Blondi

Crítica de Ezequiel Boetti - Página 12

"Blondi": insensatez y sentimientos

Fonzi propone una aproximación frontal y sin malicia a los problemas de una familia con plena consciencia de sus limitaciones.

Los realizadores nacionales de ficción suelen interesarse más por las acciones de los personajes que por los mecanismos internos que las generan, como si cada hombre y mujer en escena tuviera que ser perfectamente legible. Pero cada tanto hay excepciones, cortesía de quienes ponen los ojos –y los oídos, porque lo excepcional es también que se “hable” en lugar de “decir” cosas– en gestos, actitudes, silencios y elecciones de palabras casi invisibles (o inaudibles) que individualmente podrían pasar inadvertidas. Sin embargo, al encadenarlas sucede la magia: dejan de ser criaturas imaginadas por un guion para convertirse en seres de carne y hueso enfrentados a escenarios que de extraordinarios tienen poco y nada. Así ocurría en Las buenas intenciones, notable opera prima de Ana García Blaya centrada en la relación entre un padre colgadísimo y su hija preadolescente, que quitaba toda connotación peyorativa al término “conmovedora”. Y así ocurre ahora con Blondi, otra película de anécdota mínima pero con un gramaje emotivo infrecuente para el cine argentino.

Al tratarse de una película con personas, prodigan las dudas y los actos difíciles de explicar. Como el momento de libertad por una huida a Córdoba para un retiro espiritual luego de despojarse de todo, incluyendo trabajo, marido e hijos. Prodigan también las oraciones inconclusas, las dubitaciones ante los planteos inesperados. “No entiendo por qué me tuviste, si tenías quince años”, le dice el veinteañero Mirko (Toto Rovito) a su mamá (Dolores Fonzi), a quien apodan Blondi por su fanatismo por la banda de Debbie Harry –como buena película melómana, las canciones dicen lo que las personas no. Prodigan, también, las verdades más duras y terrenales: ella no quería tenerlo y fue a un médico que la mandó a casa con la orden de tomar unas gotitas para generar un aborto espontáneo que, obvio, nunca ocurrió. Misma mujer que, en la primera secuencia, despierta, mira el reloj, se altera ante la certeza de haberse quedado dormida, sortea los cuerpos durmientes de varios chicos en el living y, con sueño y una más que probable resaca, se sube a un viejo Renault 18 rural con el que recoge, porrito encendido en mano, al grupo de encuestadores a su cargo.

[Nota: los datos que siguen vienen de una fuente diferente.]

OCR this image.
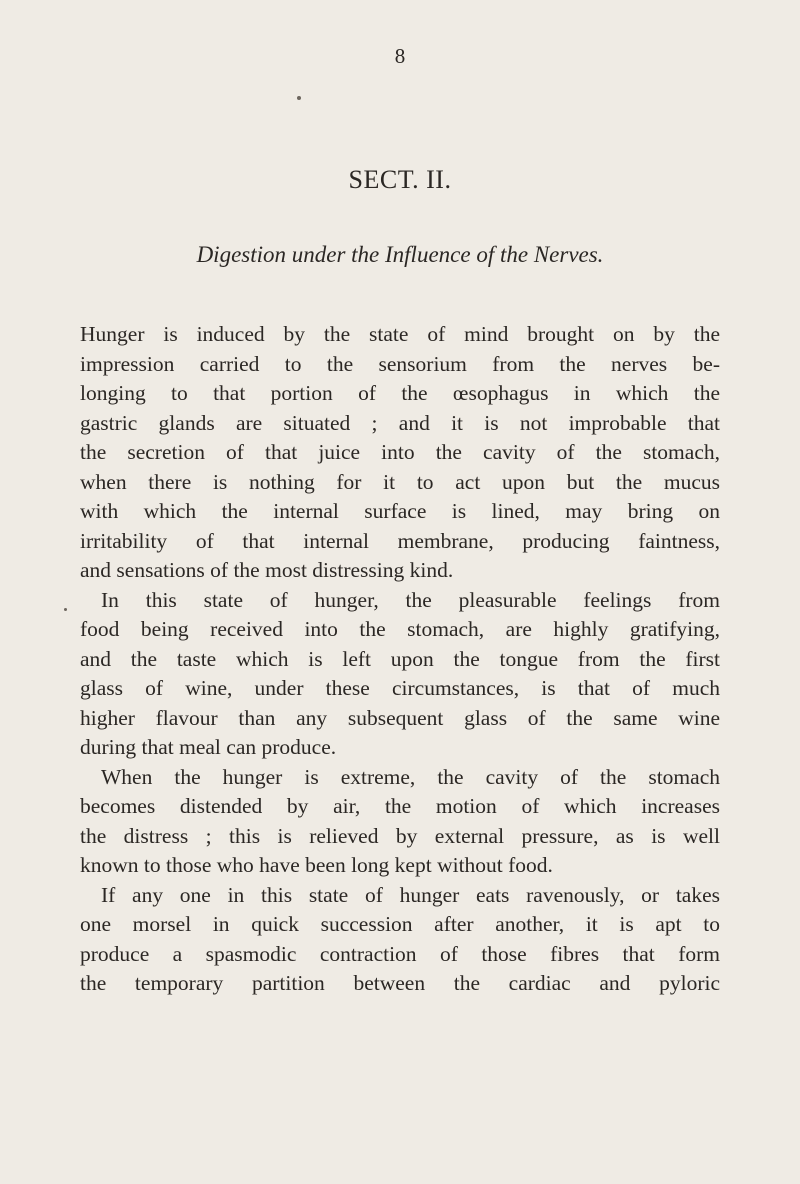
8
SECT. II.
Digestion under the Influence of the Nerves.
Hunger is induced by the state of mind brought on by the
impression carried to the sensorium from the nerves be-
longing to that portion of the œsophagus in which the
gastric glands are situated ; and it is not improbable that
the secretion of that juice into the cavity of the stomach,
when there is nothing for it to act upon but the mucus
with which the internal surface is lined, may bring on
irritability of that internal membrane, producing faintness,
and sensations of the most distressing kind.
In this state of hunger, the pleasurable feelings from
food being received into the stomach, are highly gratifying,
and the taste which is left upon the tongue from the first
glass of wine, under these circumstances, is that of much
higher flavour than any subsequent glass of the same wine
during that meal can produce.
When the hunger is extreme, the cavity of the stomach
becomes distended by air, the motion of which increases
the distress ; this is relieved by external pressure, as is well
known to those who have been long kept without food.
If any one in this state of hunger eats ravenously, or takes
one morsel in quick succession after another, it is apt to
produce a spasmodic contraction of those fibres that form
the temporary partition between the cardiac and pyloric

El laburo, desde ya, no la apasiona, pero nada parece hacerlo: ella transita sus treinta y pico haciendo lo que puede y de la manera que le sale, apoyándose en su madre (Rita Cortese) y una hermana (Carla Peterson) que construyó lo que podría catalogarse como familia modelo. Pero de modelo, se verá, poco y nada. Sobre responsabilidades y vínculos familiares multidireccionales (entre Blondi y su hijo, pero también entre ella y las dos mujeres) versa el debut en la realización de largometrajes de Fonzi. Coguionada por ella y la también actriz Laura Paredes, es una película tersa y de impronta naturalista que transcurre en un barrio del sur de la Ciudad de Buenos Aires, allí donde todavía imperan las casas bajas, las dinámicas de cercanía y las calles de hormigón. Nada de obeliscos, ni de planos aéreos con drone de Puerto Madero ni de esas cosas for export.

Lo que hay, en todo caso, es un costumbrismo barrial con freno de mano, una aproximación frontal y sin malicia a las inquietudes y sentimientos encontrados de ese clan con plena consciencia de sus limitaciones. Todos aquí son perfectamente imperfectos. Al igual que García Blaya aquí y Greta Gerwig (Lady Bird asoma como una referencia ineludible) en Hollywood, Fonzi registra con justeza el pulso contemporáneo de las relaciones humanas y se mueve con soltura en lo que los anglosajones llaman “dramedy”: un tono que, aunque matizado por el humor, tienen un trasfondo mucho más denso de lo que parece. El resultado es una película que, con sus filos declamativos bien limados, se parece demasiado a la vida misma.